🤖 AI Summary
To address the challenge of efficiently deploying video diffusion Transformers (e.g., OpenSora) on resource-constrained devices, this work proposes a static quantization method that requires no dynamic quantization support. Our approach introduces a novel unified framework combining stepwise calibration, channel-wise weight quantization, tensor-wise activation quantization, and SmoothQuant—first applied to video diffusion models. It achieves FP16-level generation quality under static quantization, a previously unattained milestone. Experiments demonstrate that our method matches FP16 and dynamic quantization baselines (e.g., ViDiT-Q) in CLIP and VQA scores, preserving video generation fidelity without degradation. Moreover, it significantly improves inference efficiency on AI accelerators.
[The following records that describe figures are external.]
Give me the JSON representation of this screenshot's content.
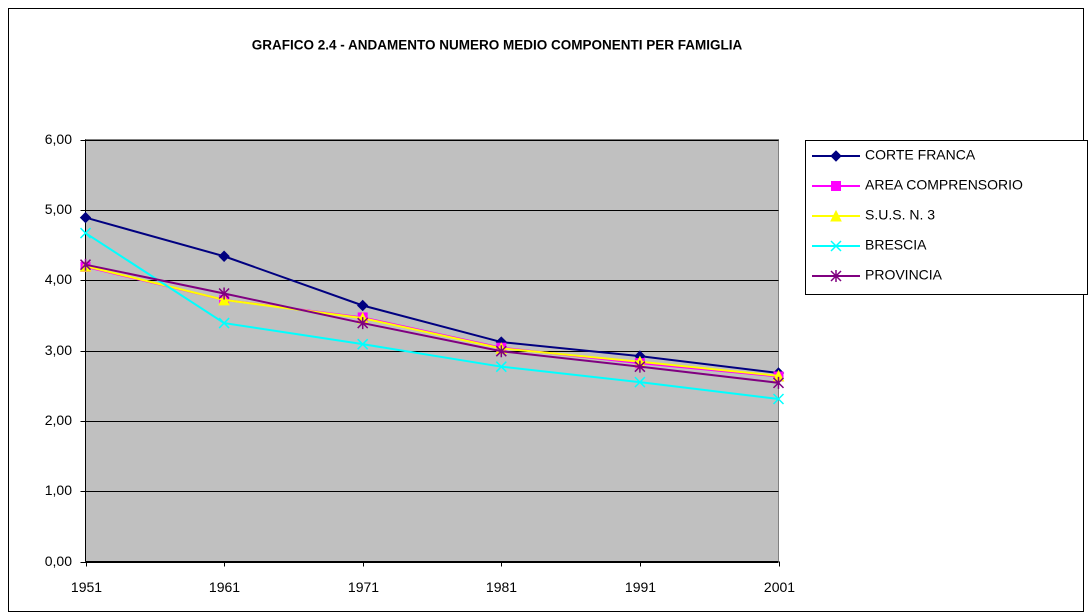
{
  "chart_data": {
    "type": "line",
    "title": "GRAFICO 2.4 - ANDAMENTO NUMERO MEDIO COMPONENTI PER FAMIGLIA",
    "categories": [
      "1951",
      "1961",
      "1971",
      "1981",
      "1991",
      "2001"
    ],
    "series": [
      {
        "name": "CORTE FRANCA",
        "color": "#000080",
        "marker": "diamond",
        "values": [
          4.89,
          4.34,
          3.64,
          3.12,
          2.92,
          2.68
        ]
      },
      {
        "name": "AREA COMPRENSORIO",
        "color": "#ff00ff",
        "marker": "square",
        "values": [
          4.19,
          3.72,
          3.47,
          3.04,
          2.82,
          2.63
        ]
      },
      {
        "name": "S.U.S. N. 3",
        "color": "#ffff00",
        "marker": "triangle",
        "values": [
          4.2,
          3.72,
          3.46,
          3.03,
          2.84,
          2.64
        ]
      },
      {
        "name": "BRESCIA",
        "color": "#00ffff",
        "marker": "x",
        "values": [
          4.67,
          3.39,
          3.09,
          2.77,
          2.55,
          2.31
        ]
      },
      {
        "name": "PROVINCIA",
        "color": "#800080",
        "marker": "star",
        "values": [
          4.22,
          3.81,
          3.39,
          2.99,
          2.77,
          2.54
        ]
      }
    ],
    "ylim": [
      0,
      6
    ],
    "yticks": [
      {
        "value": 0,
        "label": "0,00"
      },
      {
        "value": 1,
        "label": "1,00"
      },
      {
        "value": 2,
        "label": "2,00"
      },
      {
        "value": 3,
        "label": "3,00"
      },
      {
        "value": 4,
        "label": "4,00"
      },
      {
        "value": 5,
        "label": "5,00"
      },
      {
        "value": 6,
        "label": "6,00"
      }
    ],
    "grid": true,
    "legend": "right"
  }
}
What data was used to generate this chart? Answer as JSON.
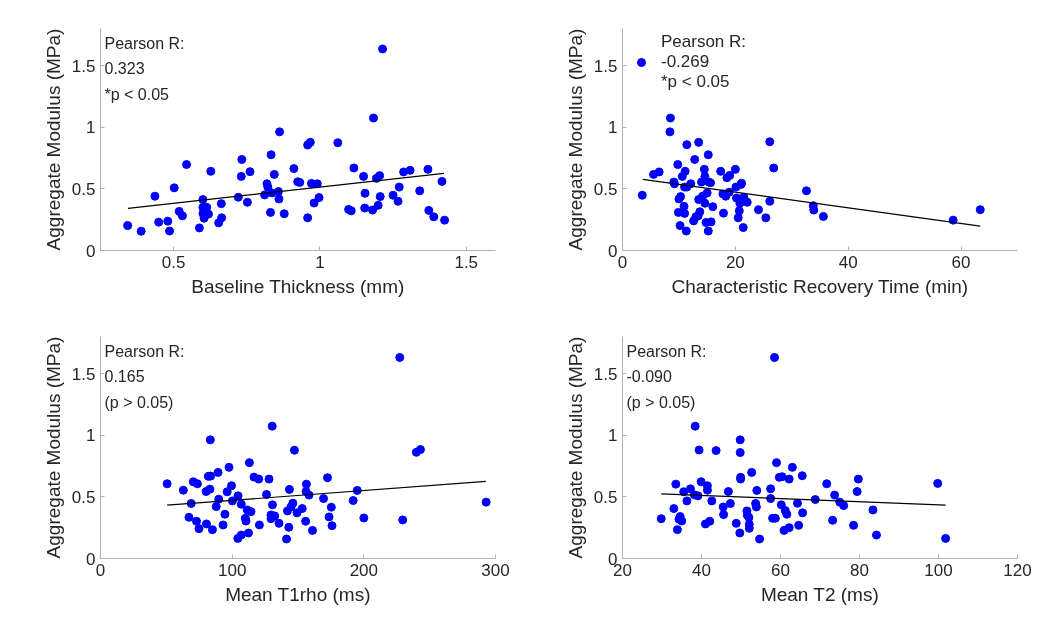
{
  "chart_data": [
    {
      "type": "scatter",
      "xlabel": "Baseline Thickness (mm)",
      "ylabel": "Aggregate Modulus (MPa)",
      "xlim": [
        0.25,
        1.6
      ],
      "xticks": [
        0.5,
        1,
        1.5
      ],
      "ylim": [
        0,
        1.8
      ],
      "yticks": [
        0,
        0.5,
        1,
        1.5
      ],
      "grid": false,
      "legend": false,
      "annotations": [
        "Pearson R:\n0.323\n*p < 0.05"
      ],
      "series": [
        {
          "color": "#0000ff",
          "marker": "circle",
          "x": [
            0.343,
            0.389,
            0.436,
            0.449,
            0.48,
            0.486,
            0.502,
            0.519,
            0.53,
            0.544,
            0.588,
            0.6,
            0.6,
            0.6,
            0.604,
            0.613,
            0.619,
            0.627,
            0.654,
            0.663,
            0.664,
            0.721,
            0.731,
            0.733,
            0.752,
            0.761,
            0.811,
            0.819,
            0.822,
            0.831,
            0.833,
            0.836,
            0.844,
            0.858,
            0.86,
            0.862,
            0.878,
            0.911,
            0.924,
            0.931,
            0.958,
            0.958,
            0.967,
            0.971,
            0.98,
            0.991,
            0.997,
            1.061,
            1.098,
            1.107,
            1.116,
            1.149,
            1.153,
            1.154,
            1.18,
            1.183,
            1.193,
            1.199,
            1.204,
            1.206,
            1.214,
            1.25,
            1.267,
            1.271,
            1.286,
            1.308,
            1.341,
            1.369,
            1.372,
            1.389,
            1.417,
            1.426
          ],
          "values": [
            0.202,
            0.156,
            0.44,
            0.23,
            0.238,
            0.158,
            0.508,
            0.317,
            0.281,
            0.697,
            0.183,
            0.413,
            0.35,
            0.3,
            0.262,
            0.35,
            0.295,
            0.642,
            0.224,
            0.38,
            0.265,
            0.432,
            0.601,
            0.738,
            0.391,
            0.639,
            0.451,
            0.541,
            0.514,
            0.309,
            0.776,
            0.467,
            0.617,
            0.478,
            0.418,
            0.962,
            0.298,
            0.664,
            0.557,
            0.552,
            0.265,
            0.855,
            0.877,
            0.544,
            0.385,
            0.541,
            0.429,
            0.874,
            0.333,
            0.322,
            0.669,
            0.601,
            0.344,
            0.464,
            0.328,
            1.074,
            0.585,
            0.366,
            0.607,
            0.437,
            1.634,
            0.448,
            0.399,
            0.514,
            0.637,
            0.65,
            0.484,
            0.658,
            0.325,
            0.273,
            0.56,
            0.246
          ]
        },
        {
          "type": "line",
          "marker": "none",
          "color": "#000000",
          "x": [
            0.344,
            1.424
          ],
          "values": [
            0.342,
            0.626
          ]
        }
      ]
    },
    {
      "type": "scatter",
      "xlabel": "Characteristic Recovery Time (min)",
      "ylabel": "Aggregate Modulus (MPa)",
      "xlim": [
        0,
        70
      ],
      "xticks": [
        0,
        20,
        40,
        60
      ],
      "ylim": [
        0,
        1.8
      ],
      "yticks": [
        0,
        0.5,
        1,
        1.5
      ],
      "grid": false,
      "legend": "top left",
      "series": [
        {
          "name": "Pearson R:\n-0.269\n*p < 0.05",
          "color": "#0000ff",
          "marker": "circle",
          "x": [
            3.5,
            5.5,
            6.5,
            8.5,
            8.4,
            9.1,
            9.2,
            9.8,
            10.0,
            10.3,
            9.9,
            10.2,
            10.6,
            10.9,
            11.0,
            11.1,
            11.0,
            11.3,
            11.4,
            11.4,
            12.1,
            12.6,
            12.8,
            13.0,
            13.4,
            13.5,
            13.5,
            13.7,
            14.0,
            14.2,
            14.5,
            14.6,
            14.6,
            14.8,
            15.0,
            15.2,
            15.2,
            15.3,
            15.6,
            15.7,
            16.0,
            17.4,
            17.8,
            17.9,
            18.3,
            18.5,
            19.0,
            18.9,
            20.0,
            20.1,
            20.2,
            20.5,
            20.7,
            20.8,
            21.0,
            21.1,
            21.4,
            21.5,
            22.1,
            24.1,
            25.4,
            26.1,
            26.1,
            26.8,
            32.6,
            33.8,
            33.9,
            35.6,
            58.6,
            63.4
          ],
          "values": [
            0.448,
            0.617,
            0.637,
            1.074,
            0.962,
            0.555,
            0.541,
            0.697,
            0.418,
            0.437,
            0.309,
            0.202,
            0.601,
            0.358,
            0.301,
            0.642,
            0.514,
            0.158,
            0.858,
            0.514,
            0.541,
            0.24,
            0.738,
            0.273,
            0.281,
            0.413,
            0.877,
            0.314,
            0.555,
            0.44,
            0.658,
            0.601,
            0.383,
            0.227,
            0.467,
            0.776,
            0.158,
            0.555,
            0.549,
            0.232,
            0.355,
            0.642,
            0.459,
            0.303,
            0.44,
            0.59,
            0.609,
            0.473,
            0.658,
            0.514,
            0.426,
            0.265,
            0.322,
            0.383,
            0.536,
            0.546,
            0.186,
            0.432,
            0.391,
            0.331,
            0.265,
            0.399,
            0.882,
            0.669,
            0.484,
            0.363,
            0.328,
            0.276,
            0.246,
            0.331
          ]
        },
        {
          "type": "line",
          "marker": "none",
          "color": "#000000",
          "x": [
            3.6,
            63.4
          ],
          "values": [
            0.577,
            0.197
          ]
        }
      ]
    },
    {
      "type": "scatter",
      "xlabel": "Mean T1rho (ms)",
      "ylabel": "Aggregate Modulus (MPa)",
      "xlim": [
        0,
        300
      ],
      "xticks": [
        0,
        100,
        200,
        300
      ],
      "ylim": [
        0,
        1.8
      ],
      "yticks": [
        0,
        0.5,
        1,
        1.5
      ],
      "grid": false,
      "legend": false,
      "annotations": [
        "Pearson R:\n0.165\n(p > 0.05)"
      ],
      "series": [
        {
          "color": "#0000ff",
          "marker": "circle",
          "x": [
            50.6,
            62.9,
            68.9,
            67.2,
            70.5,
            73.6,
            72.9,
            74.8,
            80.5,
            80.2,
            81.9,
            83.1,
            83.6,
            83.4,
            85.0,
            87.9,
            89.3,
            89.8,
            93.1,
            94.5,
            96.2,
            97.6,
            99.5,
            100.2,
            104.5,
            104.3,
            106.9,
            106.9,
            110.0,
            110.5,
            111.4,
            112.4,
            113.1,
            114.3,
            116.6,
            120.2,
            120.7,
            126.1,
            128.0,
            130.4,
            130.6,
            129.5,
            129.5,
            132.3,
            135.6,
            141.3,
            142.0,
            143.0,
            143.5,
            144.7,
            146.1,
            147.3,
            149.2,
            153.2,
            155.8,
            156.1,
            156.4,
            158.4,
            161.0,
            169.4,
            172.4,
            173.6,
            175.3,
            175.8,
            191.9,
            195.0,
            200.0,
            227.3,
            229.5,
            239.9,
            243.0,
            292.9
          ],
          "values": [
            0.606,
            0.554,
            0.446,
            0.334,
            0.622,
            0.606,
            0.302,
            0.242,
            0.28,
            0.543,
            0.666,
            0.562,
            0.668,
            0.962,
            0.234,
            0.421,
            0.698,
            0.481,
            0.272,
            0.359,
            0.541,
            0.739,
            0.59,
            0.467,
            0.508,
            0.163,
            0.44,
            0.19,
            0.326,
            0.304,
            0.394,
            0.207,
            0.777,
            0.38,
            0.66,
            0.644,
            0.272,
            0.519,
            0.644,
            1.073,
            0.435,
            0.353,
            0.323,
            0.345,
            0.285,
            0.158,
            0.386,
            0.253,
            0.56,
            0.418,
            0.448,
            0.878,
            0.37,
            0.405,
            0.302,
            0.543,
            0.603,
            0.514,
            0.228,
            0.486,
            0.655,
            0.337,
            0.416,
            0.266,
            0.47,
            0.552,
            0.329,
            1.63,
            0.313,
            0.861,
            0.883,
            0.457
          ]
        },
        {
          "type": "line",
          "marker": "none",
          "color": "#000000",
          "x": [
            50.6,
            292.6
          ],
          "values": [
            0.432,
            0.625
          ]
        }
      ]
    },
    {
      "type": "scatter",
      "xlabel": "Mean T2 (ms)",
      "ylabel": "Aggregate Modulus (MPa)",
      "xlim": [
        20,
        120
      ],
      "xticks": [
        20,
        40,
        60,
        80,
        100,
        120
      ],
      "ylim": [
        0,
        1.8
      ],
      "yticks": [
        0,
        0.5,
        1,
        1.5
      ],
      "grid": false,
      "legend": false,
      "annotations": [
        "Pearson R:\n-0.090\n(p > 0.05)"
      ],
      "series": [
        {
          "color": "#0000ff",
          "marker": "circle",
          "x": [
            29.8,
            33.0,
            33.5,
            33.9,
            34.3,
            34.6,
            35.0,
            35.5,
            36.3,
            37.2,
            38.2,
            38.4,
            39.1,
            39.4,
            39.9,
            41.0,
            41.5,
            41.5,
            42.1,
            42.6,
            43.7,
            45.5,
            45.6,
            46.8,
            47.3,
            48.8,
            49.7,
            49.8,
            49.8,
            49.9,
            49.9,
            51.5,
            51.6,
            52.0,
            52.1,
            52.1,
            52.7,
            53.7,
            53.9,
            54.0,
            54.7,
            57.5,
            57.5,
            58.0,
            58.5,
            58.7,
            59.0,
            59.7,
            60.2,
            60.4,
            60.9,
            61.2,
            61.6,
            62.2,
            62.2,
            63.0,
            64.3,
            64.6,
            65.5,
            65.6,
            68.8,
            71.7,
            73.2,
            73.7,
            75.0,
            76.0,
            78.5,
            79.4,
            79.7,
            83.4,
            84.3,
            99.8,
            101.8
          ],
          "values": [
            0.323,
            0.405,
            0.603,
            0.234,
            0.318,
            0.34,
            0.304,
            0.541,
            0.467,
            0.565,
            0.516,
            1.073,
            0.508,
            0.88,
            0.622,
            0.28,
            0.59,
            0.554,
            0.302,
            0.467,
            0.875,
            0.418,
            0.356,
            0.543,
            0.446,
            0.285,
            0.207,
            0.962,
            0.859,
            0.658,
            0.644,
            0.386,
            0.351,
            0.332,
            0.277,
            0.245,
            0.698,
            0.446,
            0.418,
            0.552,
            0.158,
            0.565,
            0.486,
            0.326,
            1.63,
            0.326,
            0.777,
            0.658,
            0.435,
            0.663,
            0.228,
            0.389,
            0.359,
            0.25,
            0.644,
            0.739,
            0.448,
            0.269,
            0.671,
            0.37,
            0.478,
            0.606,
            0.31,
            0.514,
            0.457,
            0.429,
            0.269,
            0.543,
            0.644,
            0.394,
            0.19,
            0.609,
            0.163
          ]
        },
        {
          "type": "line",
          "marker": "none",
          "color": "#000000",
          "x": [
            29.8,
            101.8
          ],
          "values": [
            0.524,
            0.432
          ]
        }
      ]
    }
  ]
}
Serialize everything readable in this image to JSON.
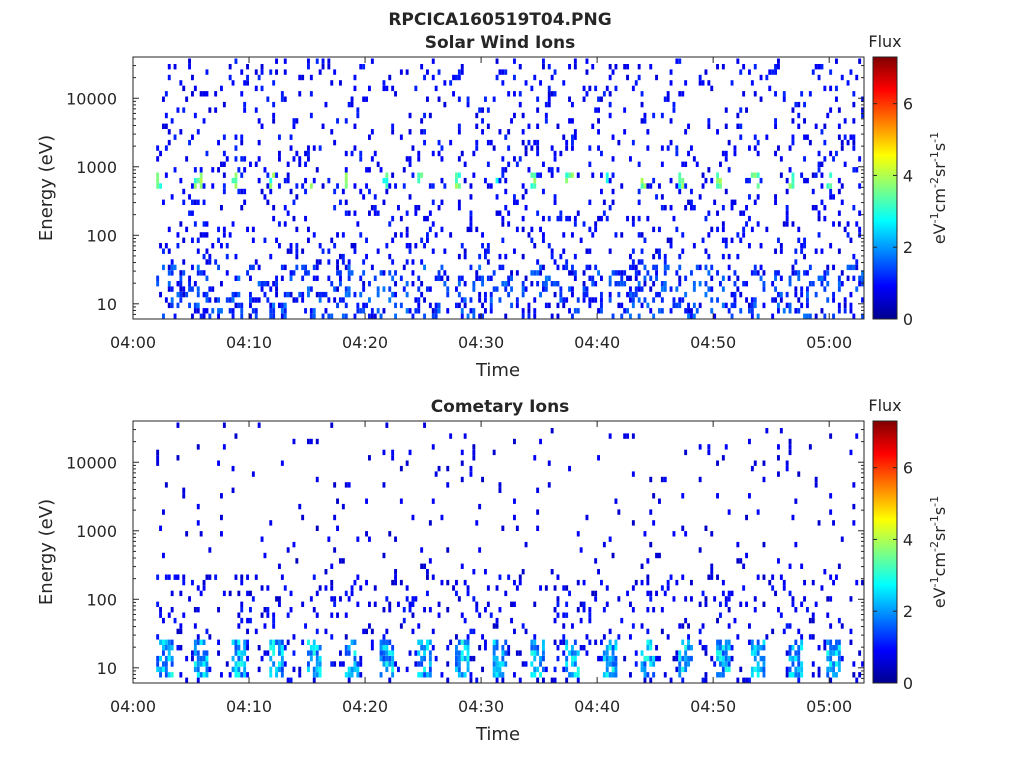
{
  "figure": {
    "title": "RPCICA160519T04.PNG"
  },
  "chart_data": [
    {
      "type": "heatmap",
      "title": "Solar Wind Ions",
      "xlabel": "Time",
      "ylabel": "Energy (eV)",
      "x_ticks": [
        "04:00",
        "04:10",
        "04:20",
        "04:30",
        "04:40",
        "04:50",
        "05:00"
      ],
      "xlim": [
        "04:00",
        "05:03"
      ],
      "y_scale": "log",
      "y_ticks": [
        10,
        100,
        1000,
        10000
      ],
      "y_tick_labels": [
        "10",
        "100",
        "1000",
        "10000"
      ],
      "ylim": [
        6,
        40000
      ],
      "colorbar": {
        "title": "Flux",
        "label": "eV-1cm-2sr-1s-1",
        "ticks": [
          0,
          2,
          4,
          6
        ],
        "tick_labels": [
          "0",
          "2",
          "4",
          "6"
        ],
        "range": [
          0,
          7.3
        ],
        "colormap": "jet"
      },
      "data_start": "04:02",
      "data_end": "05:03",
      "features": {
        "beam_energy_ev": 650,
        "beam_flux_peak": 4.0,
        "beam_period_minutes": 3.2,
        "background_flux": 1.0,
        "low_energy_flux": 1.2
      }
    },
    {
      "type": "heatmap",
      "title": "Cometary Ions",
      "xlabel": "Time",
      "ylabel": "Energy (eV)",
      "x_ticks": [
        "04:00",
        "04:10",
        "04:20",
        "04:30",
        "04:40",
        "04:50",
        "05:00"
      ],
      "xlim": [
        "04:00",
        "05:03"
      ],
      "y_scale": "log",
      "y_ticks": [
        10,
        100,
        1000,
        10000
      ],
      "y_tick_labels": [
        "10",
        "100",
        "1000",
        "10000"
      ],
      "ylim": [
        6,
        40000
      ],
      "colorbar": {
        "title": "Flux",
        "label": "eV-1cm-2sr-1s-1",
        "ticks": [
          0,
          2,
          4,
          6
        ],
        "tick_labels": [
          "0",
          "2",
          "4",
          "6"
        ],
        "range": [
          0,
          7.3
        ],
        "colormap": "jet"
      },
      "data_start": "04:02",
      "data_end": "05:03",
      "features": {
        "low_energy_band_ev": [
          7,
          25
        ],
        "low_energy_flux_peak": 3.0,
        "band_period_minutes": 3.2,
        "background_flux": 0.8
      }
    }
  ]
}
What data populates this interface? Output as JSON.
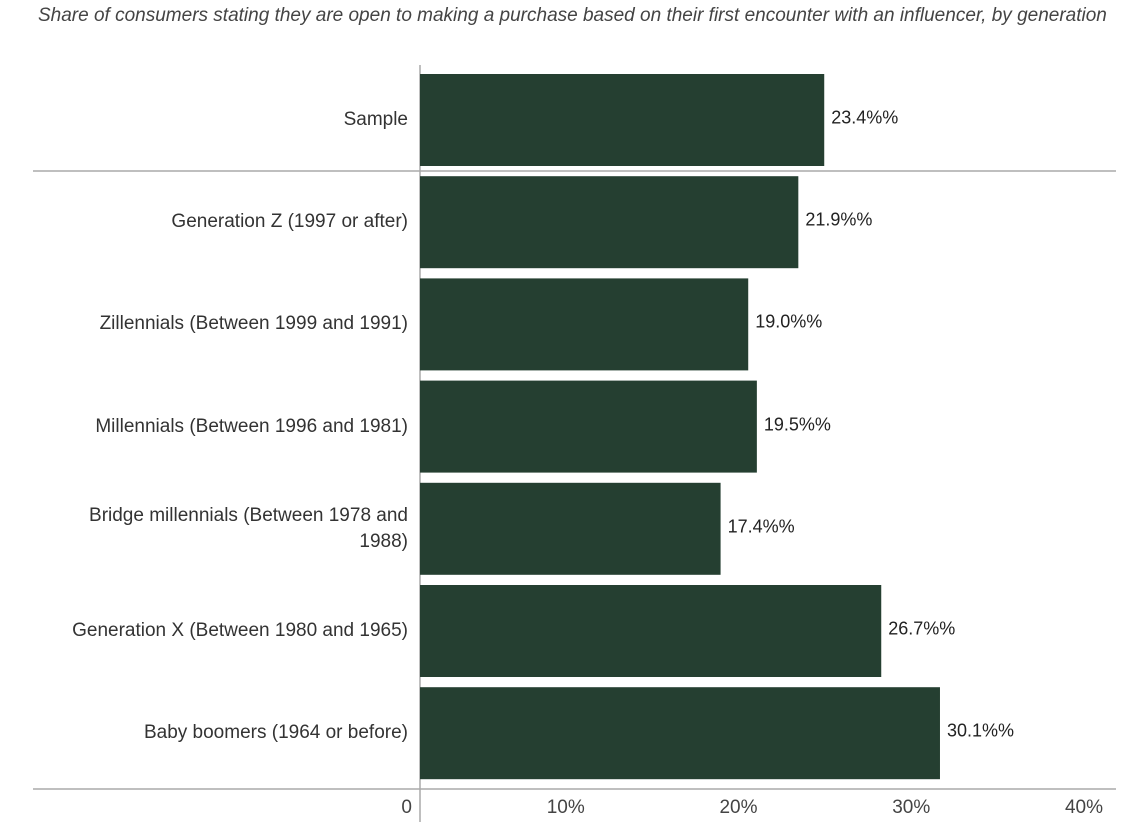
{
  "chart_data": {
    "type": "bar",
    "orientation": "horizontal",
    "title": "Share of consumers stating they are open to making a purchase based on their first encounter with an influencer, by generation",
    "categories": [
      "Sample",
      "Generation Z (1997 or after)",
      "Zillennials (Between 1999 and 1991)",
      "Millennials (Between 1996 and 1981)",
      "Bridge millennials (Between 1978 and 1988)",
      "Generation X (Between 1980 and 1965)",
      "Baby boomers (1964 or before)"
    ],
    "values": [
      23.4,
      21.9,
      19.0,
      19.5,
      17.4,
      26.7,
      30.1
    ],
    "value_labels": [
      "23.4%%",
      "21.9%%",
      "19.0%%",
      "19.5%%",
      "17.4%%",
      "26.7%%",
      "30.1%%"
    ],
    "color": "#253f31",
    "xlim": [
      0,
      40
    ],
    "xticks": [
      0,
      {
        "value": 10,
        "label": "10%"
      },
      {
        "value": 20,
        "label": "20%"
      },
      {
        "value": 30,
        "label": "30%"
      },
      {
        "value": 40,
        "label": "40%"
      }
    ]
  }
}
This work breaks the long-standing performance bottleneck of static quantization for video generative models and establishes a viable pathway toward high-fidelity video synthesis at the edge.
📝 Abstract
Diffusion Transformers for video generation have gained significant research interest since the impressive performance of SORA. Efficient deployment of such generative-AI models on GPUs has been demonstrated with dynamic quantization. However, resource-constrained devices cannot support dynamic quantization, and need static quantization of the models for their efficient deployment on AI processors. In this paper, we propose a novel method for the post-training quantization of OpenSoracite{opensora}, a Video Diffusion Transformer, without relying on dynamic quantization techniques. Our approach employs static quantization, achieving video quality comparable to FP16 and dynamically quantized ViDiT-Q methods, as measured by CLIP, and VQA metrics. In particular, we utilize per-step calibration data to adequately provide a post-training statically quantized model for each time step, incorporating channel-wise quantization for weights and tensor-wise quantization for activations. By further applying the smooth-quantization technique, we can obtain high-quality video outputs with the statically quantized models. Extensive experimental results demonstrate that static quantization can be a viable alternative to dynamic quantization for video diffusion transformers, offering a more efficient approach without sacrificing performance.